The Fast-Changing and Competitive World of Grad Degrees
There’s a boom in the number of graduate degrees and certificates awarded these days, especially as more colleges now offer degrees online. And these degrees come in different shapes, sizes and prices.
Last week’s the ASU GSV Summit in San Diego made clear just how dynamic this market for grad degrees are. The annual meeting co-hosted by Arizona State University and GSV Capital, a venture-capital firm, brings together thousands of educators and business leaders looking for the next big thing in education. Perhaps the biggest buzz was the $750-million purchase of Trilogy Education Services, an education company that helps set up and run short-term coding programs at university extension schools, by 2U, one of the biggest companies helping colleges set up online grad programs.
Meanwhile, Arizona State University announced a new spin-off venturethat will help giant corporations like Starbucks set up employee benefits that give free or low-cost tuition to workers from participating colleges.

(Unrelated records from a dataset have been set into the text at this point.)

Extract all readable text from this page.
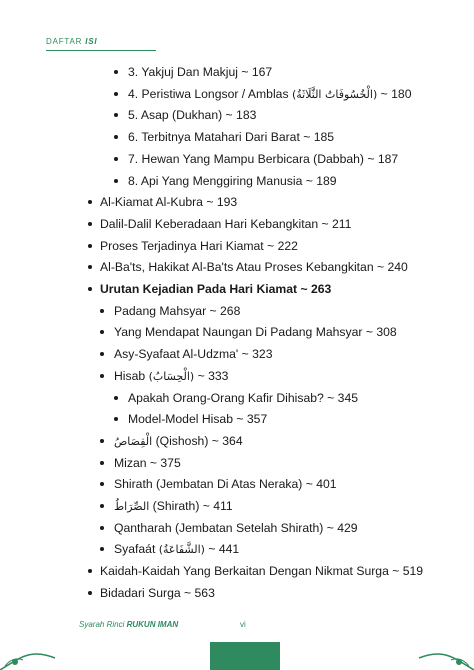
DAFTAR ISI
3. Yakjuj Dan Makjuj ~ 167
4. Peristiwa Longsor / Amblas (الْخُسُوفَاتُ الثَّلَاثَةُ) ~ 180
5. Asap (Dukhan) ~ 183
6. Terbitnya Matahari Dari Barat ~ 185
7. Hewan Yang Mampu Berbicara (Dabbah) ~ 187
8. Api Yang Menggiring Manusia ~ 189
Al-Kiamat Al-Kubra ~ 193
Dalil-Dalil Keberadaan Hari Kebangkitan ~ 211
Proses Terjadinya Hari Kiamat ~ 222
Al-Ba'ts, Hakikat Al-Ba'ts Atau Proses Kebangkitan ~ 240
Urutan Kejadian Pada Hari Kiamat ~ 263
Padang Mahsyar ~ 268
Yang Mendapat Naungan Di Padang Mahsyar ~ 308
Asy-Syafaat Al-Udzma' ~ 323
Hisab (الْحِسَابُ) ~ 333
Apakah Orang-Orang Kafir Dihisab? ~ 345
Model-Model Hisab ~ 357
الْقِصَاصُ (Qishosh) ~ 364
Mizan ~ 375
Shirath (Jembatan Di Atas Neraka) ~ 401
الصِّرَاطُ (Shirath) ~ 411
Qantharah (Jembatan Setelah Shirath) ~ 429
Syafaát (الشَّفَاعَةُ) ~ 441
Kaidah-Kaidah Yang Berkaitan Dengan Nikmat Surga ~ 519
Bidadari Surga ~ 563
Syarah Rinci RUKUN IMAN	vi
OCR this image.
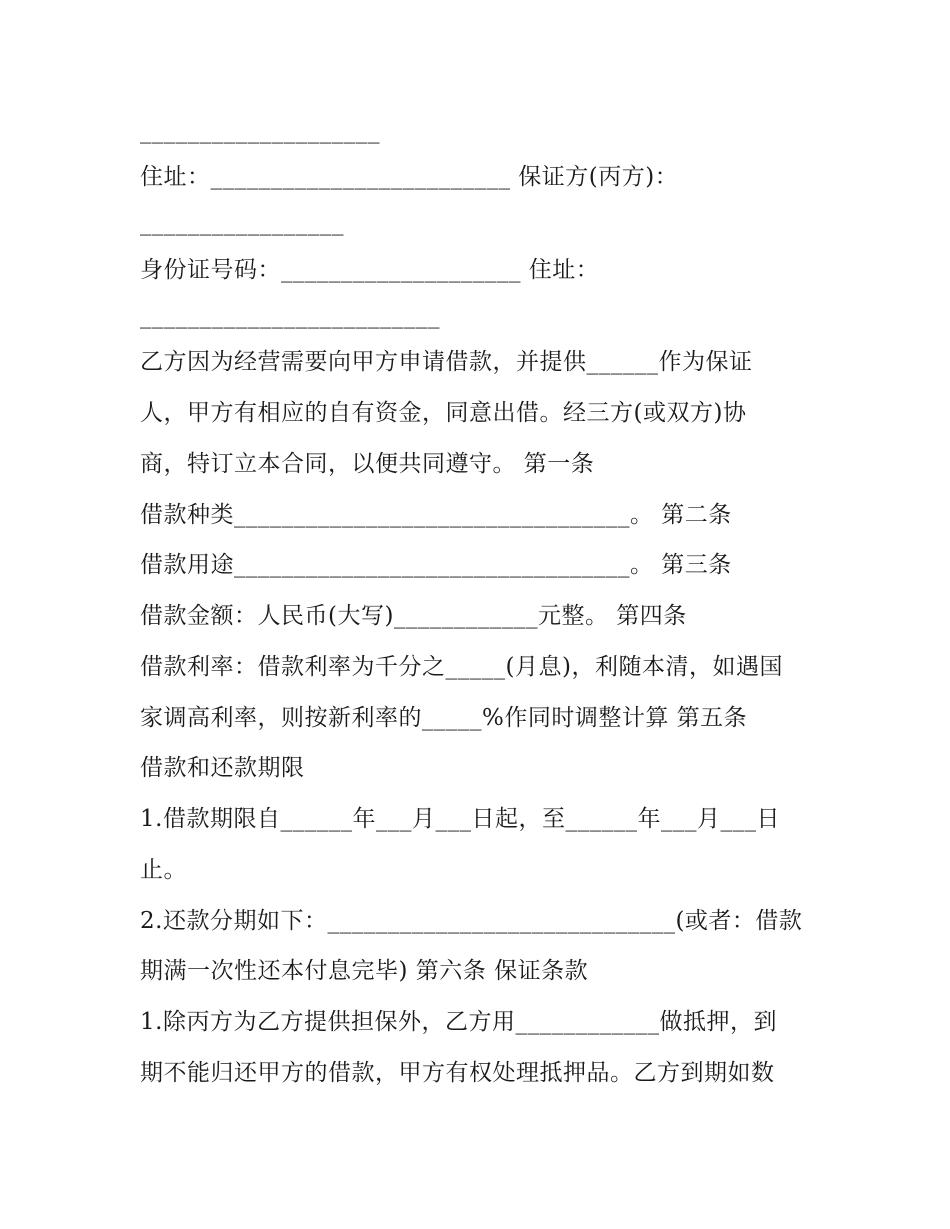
____________________
住址：_________________________ 保证方(丙方)：
_________________
身份证号码：____________________ 住址：
_________________________
乙方因为经营需要向甲方申请借款，并提供______作为保证
人，甲方有相应的自有资金，同意出借。经三方(或双方)协
商，特订立本合同，以便共同遵守。 第一条
借款种类_________________________________。 第二条
借款用途_________________________________。 第三条
借款金额：人民币(大写)____________元整。 第四条
借款利率：借款利率为千分之_____(月息)，利随本清，如遇国
家调高利率，则按新利率的_____%作同时调整计算 第五条
借款和还款期限
1.借款期限自______年___月___日起，至______年___月___日
止。
2.还款分期如下：_____________________________(或者：借款
期满一次性还本付息完毕) 第六条 保证条款
1.除丙方为乙方提供担保外，乙方用____________做抵押，到
期不能归还甲方的借款，甲方有权处理抵押品。乙方到期如数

These announcements point to a very different educational world after college, where higher education continues over a lifetime. And it is a world where the most-famous universities in the world may serve far more people, at least at the graduate level. And that might make it difficult for smaller colleges to compete.
To help understand this shifting landscape, EdSurge sat down this week with Sean Gallagher, who has written a book on the future of university credentials, and runs a center at Northeastern University that tracks this area. (Last week he wrote a column for EdSurge about how prestigious colleges are winning in this new grad school boom.)
Listen to the discussion on this week’s EdSurge On Air podcast. You can follow the podcast on the Apple Podcast app, Spotify, Stitcher, Google Play Music or wherever you listen. Or read a portion of the interview below, lightly edited for clarity.
EdSurge: People have been very focused on the last few weeks on this college admissions scandal at the undergrad level. Could you talk a little bit about how the graduate landscape is changing these days?
Sean Gallagher: It’s really a continuation of trends that have been going on for decades, but I think they fly a little bit under the radar. Even within universities where you have departments and people who might be experts in some of these markets, there’s this sense that most graduate education is people earning PhDs and it is hyper selective, right? But in fact you have a lot of prestigious universities and certainly the universities below them in the rankings as well, the mass market if you will, that have been scaling and looking to grow their graduate programs. That ties to a broader point: There’s lot of innovation in credentials—from new forms of certificates, various types of micro credentials, all the work integrated learning that’s going on, and much of the online education.
So the innovation is not happening in undergrad?
When you look at the data—and we still need better data—studies show 80 percent of the people pursuing [bootcamps and MOOC]s already have a bachelor’s degree. So there’s a lot of work we could get in to talking about what we could still do to provide more and better access at the undergraduate level, like connect community college to bachelor’s degrees and other kinds of credentials. But I think people tend to have a perception of the graduate space as something very idyllic and fixed, but 40 percent of all graduate education in the United States in terms of enrollment is now hybrid or online.
Then we have “your father’s MBA,” let’s call it. Now we have these lower-cost graduate degrees. It’s the same graduate degree from the same institution, and it might be a third of the cost. Higher ed is experimenting with trading out the different services and inputs. So a MOOC-based certificate might be for you [based on watching free videos], but if you want a little more coaching, if you want a little more access to the faculty, you know, some more rigor and services in different regards there’s this kind of new credential for you. Then if you can afford it and can get to the school and study face to face we still have the old MBA credential.
Georgia Tech, the University of Illinois, now the University of Michigan and MIT—they’re doing some interesting things [with these low-cost options], and we can see some early evidence that it’s actually disrupting the vertical. It’s taking market share in a outsized way. When you go from zero students in a program to one or 2,000 students enrolled, that’s a lot of growth compared to how the total number of MBA students across the United States.
I used to live in Washington, DC for a long time, and there’s more graduate education there than in other cities. Is that a preview of the future that will spread elsewhere, that there will be more expectation in a lot of industries that you’ll need to earn some sort of continuing ed past baccalaureate?
Yeah, absolutely. It’s been happening.
Now that’s not to say that we just need to give everyone a graduate degree, but when you look at the job market side of the equation, there’s steady demand. There are salary premiums that are increasing. It doesn’t always have to be a master’s. It could be a certificate, maybe it’s a bootcamp sort of thing. It’s just that today we now have many great options for that. It doesn’t have to be exclusively offered by a university. It could be an alternative provider. It could be, in the future, some new form of apprenticeship.
What about the move by some employers not necessarily requiring a bachelor’s degree. Could we see a day where these undergraduate degrees are not as important?
This is something I’ve been following very closely. You could refer to this as the skills-based hiring movement, or competency-based hiring. We recently did a national employer survey of 750 Human Resources leaders across all industries and across all company sizes and we found that at least half of them are looking at and exploring prioritizing skills and competency over degrees.